In 1979, Fr. Carney was arrested, had his Honduran citizenship illegally revoked and was expelled from the country. He wrote about his life and his ideals while living in Nicaragua; in that country he was amazed to have no conflicts with the government because they were already so strongly trying to help the poor of their country. Eventually he went back into Honduras to be a chaplain for revolutionary forces. In 1983 at 58 years of age, "Padre Guadalupe," now a legend among the Honduran poor, became a chaplain to an armed revolutionary column which was later captured by the army, who stated that "Ft. Carney had disappeared." Later, officials presented his stole and chalice to his relatives, suggesting that Jim had "probably starved to death in the mountains." This suggestion seemed ludicrous, given that Carney had brilliant survival skills and knew how to live off the land.

Smells like a cover up

In the U.S. his brother, sister and a Jesuit friend have been seeking information on his death from the government for over 20 years. The Honduran government has come up with about six different stories while in the U.S. Carney's supporters have now obtained about 100 pages of declassified documents on their friend and relative; unfortunately, almost half of the information has been blacked out as not available to the public. The C.I.A. seems to have been implicated somehow.

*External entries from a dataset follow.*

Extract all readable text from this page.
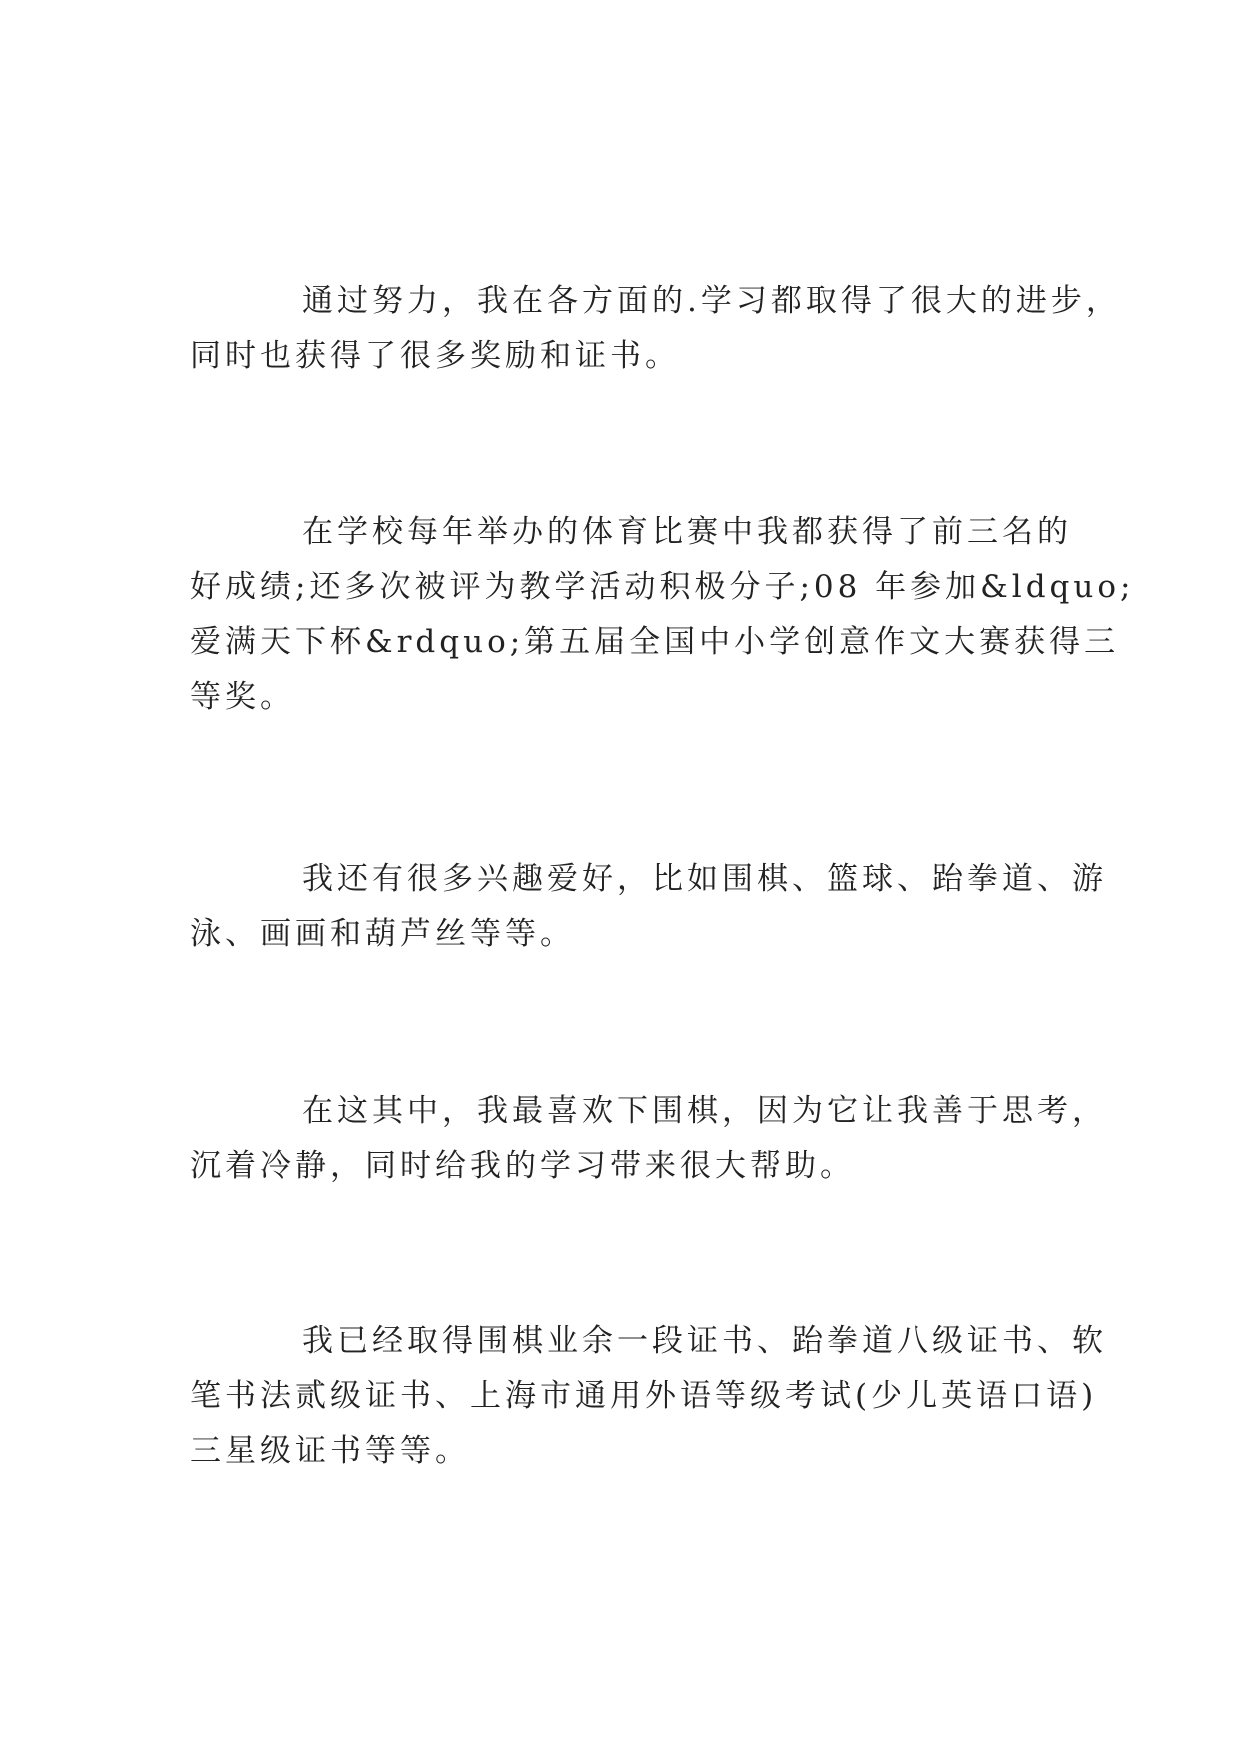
通过努力，我在各方面的.学习都取得了很大的进步，
同时也获得了很多奖励和证书。

在学校每年举办的体育比赛中我都获得了前三名的
好成绩;还多次被评为教学活动积极分子;08 年参加&ldquo;
爱满天下杯&rdquo;第五届全国中小学创意作文大赛获得三
等奖。

我还有很多兴趣爱好，比如围棋、篮球、跆拳道、游
泳、画画和葫芦丝等等。

在这其中，我最喜欢下围棋，因为它让我善于思考，
沉着冷静，同时给我的学习带来很大帮助。

我已经取得围棋业余一段证书、跆拳道八级证书、软
笔书法贰级证书、上海市通用外语等级考试(少儿英语口语)
三星级证书等等。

In a striking addendum to the above, the CBC in its Man Alive series did a show on Carney's life and the persistence of the Connollys (Jim's brother-in-law and sister) to find answers and some closure. They had become absolutely disgusted with the patent cover up by the U.S. Embassy in Honduras at the time. In a remarkable geopolitical irony, the American proconsul believed to be leading that attack on liberation theology and justice movements in Latin America at that time was the ambassador to Honduras (1981-85), John Negroponte, the present U.S. ambassador to the UN and recently named as the new proconsul in Iraq. The Man Alive show depicts Negroponte as telling the Connollys that the embassy was doing all it could in the matter.

According to a 1997 CIA inspector general's report, US officials in Honduras were fully aware of human rights abuses by the army but did not report this as it "reflect negatively on Honduras and not to be beneficial in carrying out U.S. policy." In a handwritten declassified memo of Aug. 19, 1985, proof of official obfuscation Seemed obvious: "The Fr. Carney case is dead. Front office does not want the case active. We aren't telling the family."

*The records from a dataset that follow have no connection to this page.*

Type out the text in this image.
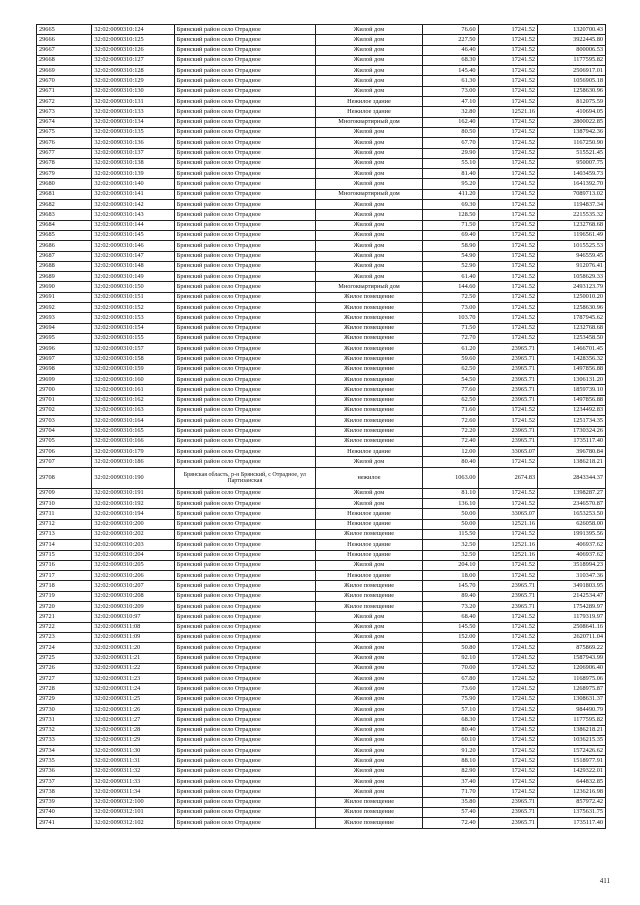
29665	32:02:0090310:124	Брянский район село Отрадное	Жилой дом	76.60	17241.52	1320700.43
29666	32:02:0090310:125	Брянский район село Отрадное	Жилой дом	227.50	17241.52	3922445.80
29667	32:02:0090310:126	Брянский район село Отрадное	Жилой дом	46.40	17241.52	800006.53
29668	32:02:0090310:127	Брянский район село Отрадное	Жилой дом	68.30	17241.52	1177595.82
29669	32:02:0090310:128	Брянский район село Отрадное	Жилой дом	145.40	17241.52	2506917.01
29670	32:02:0090310:129	Брянский район село Отрадное	Жилой дом	61.30	17241.52	1056905.18
29671	32:02:0090310:130	Брянский район село Отрадное	Жилой дом	73.00	17241.52	1258630.96
29672	32:02:0090310:131	Брянский район село Отрадное	Нежилое здание	47.10	17241.52	812075.59
29673	32:02:0090310:133	Брянский район село Отрадное	Нежилое здание	32.80	12521.16	410694.05
29674	32:02:0090310:134	Брянский район село Отрадное	Многоквартирный дом	162.40	17241.52	2800022.85
29675	32:02:0090310:135	Брянский район село Отрадное	Жилой дом	80.50	17241.52	1387942.36
29676	32:02:0090310:136	Брянский район село Отрадное	Жилой дом	67.70	17241.52	1167250.90
29677	32:02:0090310:137	Брянский район село Отрадное	Жилой дом	29.90	17241.52	515521.45
29678	32:02:0090310:138	Брянский район село Отрадное	Жилой дом	55.10	17241.52	950007.75
29679	32:02:0090310:139	Брянский район село Отрадное	Жилой дом	81.40	17241.52	1403459.73
29680	32:02:0090310:140	Брянский район село Отрадное	Жилой дом	95.20	17241.52	1641392.70
29681	32:02:0090310:141	Брянский район село Отрадное	Многоквартирный дом	411.20	17241.52	7089713.02
29682	32:02:0090310:142	Брянский район село Отрадное	Жилой дом	69.30	17241.52	1194837.34
29683	32:02:0090310:143	Брянский район село Отрадное	Жилой дом	128.50	17241.52	2215535.32
29684	32:02:0090310:144	Брянский район село Отрадное	Жилой дом	71.50	17241.52	1232768.68
29685	32:02:0090310:145	Брянский район село Отрадное	Жилой дом	69.40	17241.52	1196561.49
29686	32:02:0090310:146	Брянский район село Отрадное	Жилой дом	58.90	17241.52	1015525.53
29687	32:02:0090310:147	Брянский район село Отрадное	Жилой дом	54.90	17241.52	946559.45
29688	32:02:0090310:148	Брянский район село Отрадное	Жилой дом	52.90	17241.52	912076.41
29689	32:02:0090310:149	Брянский район село Отрадное	Жилой дом	61.40	17241.52	1058629.33
29690	32:02:0090310:150	Брянский район село Отрадное	Многоквартирный дом	144.60	17241.52	2493123.79
29691	32:02:0090310:151	Брянский район село Отрадное	Жилое помещение	72.50	17241.52	1250010.20
29692	32:02:0090310:152	Брянский район село Отрадное	Жилое помещение	73.00	17241.52	1258630.96
29693	32:02:0090310:153	Брянский район село Отрадное	Жилое помещение	103.70	17241.52	1787945.62
29694	32:02:0090310:154	Брянский район село Отрадное	Жилое помещение	71.50	17241.52	1232768.68
29695	32:02:0090310:155	Брянский район село Отрадное	Жилое помещение	72.70	17241.52	1253458.50
29696	32:02:0090310:157	Брянский район село Отрадное	Жилое помещение	61.20	23965.71	1466701.45
29697	32:02:0090310:158	Брянский район село Отрадное	Жилое помещение	59.60	23965.71	1428356.32
29698	32:02:0090310:159	Брянский район село Отрадное	Жилое помещение	62.50	23965.71	1497856.88
29699	32:02:0090310:160	Брянский район село Отрадное	Жилое помещение	54.50	23965.71	1306131.20
29700	32:02:0090310:161	Брянский район село Отрадное	Жилое помещение	77.60	23965.71	1859739.10
29701	32:02:0090310:162	Брянский район село Отрадное	Жилое помещение	62.50	23965.71	1497856.88
29702	32:02:0090310:163	Брянский район село Отрадное	Жилое помещение	71.60	17241.52	1234492.83
29703	32:02:0090310:164	Брянский район село Отрадное	Жилое помещение	72.60	17241.52	1251734.35
29704	32:02:0090310:165	Брянский район село Отрадное	Жилое помещение	72.20	23965.71	1730324.26
29705	32:02:0090310:166	Брянский район село Отрадное	Жилое помещение	72.40	23965.71	1735117.40
29706	32:02:0090310:179	Брянский район село Отрадное	Нежилое здание	12.00	33065.07	396780.84
29707	32:02:0090310:186	Брянский район село Отрадное	Жилой дом	80.40	17241.52	1386218.21
29708	32:02:0090310:190	Брянская область, р-н Брянский, с Отрадное, ул Партизанская	нежилое	1063.00	2674.83	2843344.37
29709	32:02:0090310:191	Брянский район село Отрадное	Жилой дом	81.10	17241.52	1398287.27
29710	32:02:0090310:192	Брянский район село Отрадное	Жилой дом	136.10	17241.52	2346570.87
29711	32:02:0090310:194	Брянский район село Отрадное	Нежилое здание	50.00	33065.07	1653253.50
29712	32:02:0090310:200	Брянский район село Отрадное	Нежилое здание	50.00	12521.16	626058.00
29713	32:02:0090310:202	Брянский район село Отрадное	Жилое помещение	115.50	17241.52	1991395.56
29714	32:02:0090310:203	Брянский район село Отрадное	Нежилое здание	32.50	12521.16	406937.62
29715	32:02:0090310:204	Брянский район село Отрадное	Нежилое здание	32.50	12521.16	406937.62
29716	32:02:0090310:205	Брянский район село Отрадное	Жилой дом	204.10	17241.52	3518994.23
29717	32:02:0090310:206	Брянский район село Отрадное	Нежилое здание	18.00	17241.52	310347.36
29718	32:02:0090310:207	Брянский район село Отрадное	Жилое помещение	145.70	23965.71	3491803.95
29719	32:02:0090310:208	Брянский район село Отрадное	Жилое помещение	89.40	23965.71	2142534.47
29720	32:02:0090310:209	Брянский район село Отрадное	Жилое помещение	73.20	23965.71	1754289.97
29721	32:02:0090310:97	Брянский район село Отрадное	Жилой дом	68.40	17241.52	1179319.97
29722	32:02:0090311:08	Брянский район село Отрадное	Жилой дом	145.50	17241.52	2508641.16
29723	32:02:0090311:09	Брянский район село Отрадное	Жилой дом	152.00	17241.52	2620711.04
29724	32:02:0090311:20	Брянский район село Отрадное	Жилой дом	50.80	17241.52	875869.22
29725	32:02:0090311:21	Брянский район село Отрадное	Жилой дом	92.10	17241.52	1587943.99
29726	32:02:0090311:22	Брянский район село Отрадное	Жилой дом	70.00	17241.52	1206906.40
29727	32:02:0090311:23	Брянский район село Отрадное	Жилой дом	67.80	17241.52	1168975.06
29728	32:02:0090311:24	Брянский район село Отрадное	Жилой дом	73.60	17241.52	1268975.87
29729	32:02:0090311:25	Брянский район село Отрадное	Жилой дом	75.90	17241.52	1308631.37
29730	32:02:0090311:26	Брянский район село Отрадное	Жилой дом	57.10	17241.52	984490.79
29731	32:02:0090311:27	Брянский район село Отрадное	Жилой дом	68.30	17241.52	1177595.82
29732	32:02:0090311:28	Брянский район село Отрадное	Жилой дом	80.40	17241.52	1386218.21
29733	32:02:0090311:29	Брянский район село Отрадное	Жилой дом	60.10	17241.52	1036215.35
29734	32:02:0090311:30	Брянский район село Отрадное	Жилой дом	91.20	17241.52	1572426.62
29735	32:02:0090311:31	Брянский район село Отрадное	Жилой дом	88.10	17241.52	1518977.91
29736	32:02:0090311:32	Брянский район село Отрадное	Жилой дом	82.90	17241.52	1429322.01
29737	32:02:0090311:33	Брянский район село Отрадное	Жилой дом	37.40	17241.52	644832.85
29738	32:02:0090311:34	Брянский район село Отрадное	Жилой дом	71.70	17241.52	1236216.98
29739	32:02:0090312:100	Брянский район село Отрадное	Жилое помещение	35.80	23965.71	857972.42
29740	32:02:0090312:101	Брянский район село Отрадное	Жилое помещение	57.40	23965.71	1375631.75
29741	32:02:0090312:102	Брянский район село Отрадное	Жилое помещение	72.40	23965.71	1735117.40
411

In the CBC show, the Connollys were introduced to Senor Cabelleros, a Honduran refugee and a former member of the Honduran death squads. He confirmed CIA involvement and said that he had heard from others that Padre Guadalupe had been murdered, thrown out of a plane into the jungle. As well, Caballeros stated that his final gesture was to hold out his arms like Jesus on the cross and forgive his captors. Caballeros later killed himself. With tears in their eyes, the Connollys stated that they knew they were right. They had been consistently lied to.

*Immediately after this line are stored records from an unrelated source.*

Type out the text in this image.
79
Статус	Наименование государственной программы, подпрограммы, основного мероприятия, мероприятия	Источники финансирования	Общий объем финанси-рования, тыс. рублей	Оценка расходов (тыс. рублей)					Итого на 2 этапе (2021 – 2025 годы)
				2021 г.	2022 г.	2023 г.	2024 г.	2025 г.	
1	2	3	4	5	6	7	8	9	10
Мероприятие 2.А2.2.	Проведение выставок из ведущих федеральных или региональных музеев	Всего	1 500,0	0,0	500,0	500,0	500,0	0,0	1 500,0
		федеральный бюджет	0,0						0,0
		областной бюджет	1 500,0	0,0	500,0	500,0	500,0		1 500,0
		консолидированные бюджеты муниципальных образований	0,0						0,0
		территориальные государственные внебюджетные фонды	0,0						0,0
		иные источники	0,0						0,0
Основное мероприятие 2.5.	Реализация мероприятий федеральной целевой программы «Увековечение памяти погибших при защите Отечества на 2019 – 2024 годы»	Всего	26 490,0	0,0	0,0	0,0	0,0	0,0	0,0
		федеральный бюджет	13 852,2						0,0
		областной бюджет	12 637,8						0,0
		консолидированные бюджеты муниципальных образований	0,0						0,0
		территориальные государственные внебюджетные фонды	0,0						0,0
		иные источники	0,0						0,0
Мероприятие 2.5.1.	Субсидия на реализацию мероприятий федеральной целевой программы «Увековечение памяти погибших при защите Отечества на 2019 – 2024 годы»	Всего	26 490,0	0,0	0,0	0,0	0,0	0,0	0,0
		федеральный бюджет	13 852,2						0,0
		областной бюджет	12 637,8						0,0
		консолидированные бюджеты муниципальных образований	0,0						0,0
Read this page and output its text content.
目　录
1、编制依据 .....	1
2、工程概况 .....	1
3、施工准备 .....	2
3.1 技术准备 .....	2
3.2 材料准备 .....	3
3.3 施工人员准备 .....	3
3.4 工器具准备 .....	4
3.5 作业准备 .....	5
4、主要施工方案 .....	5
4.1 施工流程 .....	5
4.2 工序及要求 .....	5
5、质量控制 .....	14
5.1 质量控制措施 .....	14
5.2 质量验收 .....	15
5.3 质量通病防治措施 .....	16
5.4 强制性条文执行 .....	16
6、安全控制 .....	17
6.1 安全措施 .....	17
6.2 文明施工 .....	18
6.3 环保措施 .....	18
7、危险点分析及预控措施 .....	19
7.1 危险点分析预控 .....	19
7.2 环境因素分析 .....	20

Guadalupe's Carney's life is both an eloquent testimony to the priesthood and the Christian call to discipleship. In a age of jingoism where the radical gospel of Jesus is often subverted by the seductive corrosion of nationalism, Carney reminds all of the baptized where our central commitment must lie. Twenty years after his "disappearance," we can say with the Honduran campesinos that Guadalupe Carney has not gone. Like his Salvadoran brother, Oscar Arnulfo Romero he is indeed "presente."

Larry Carney (no relation to Guadalupe) writes from Clifford, Ont. Ted Schmidt is the editor of CNT.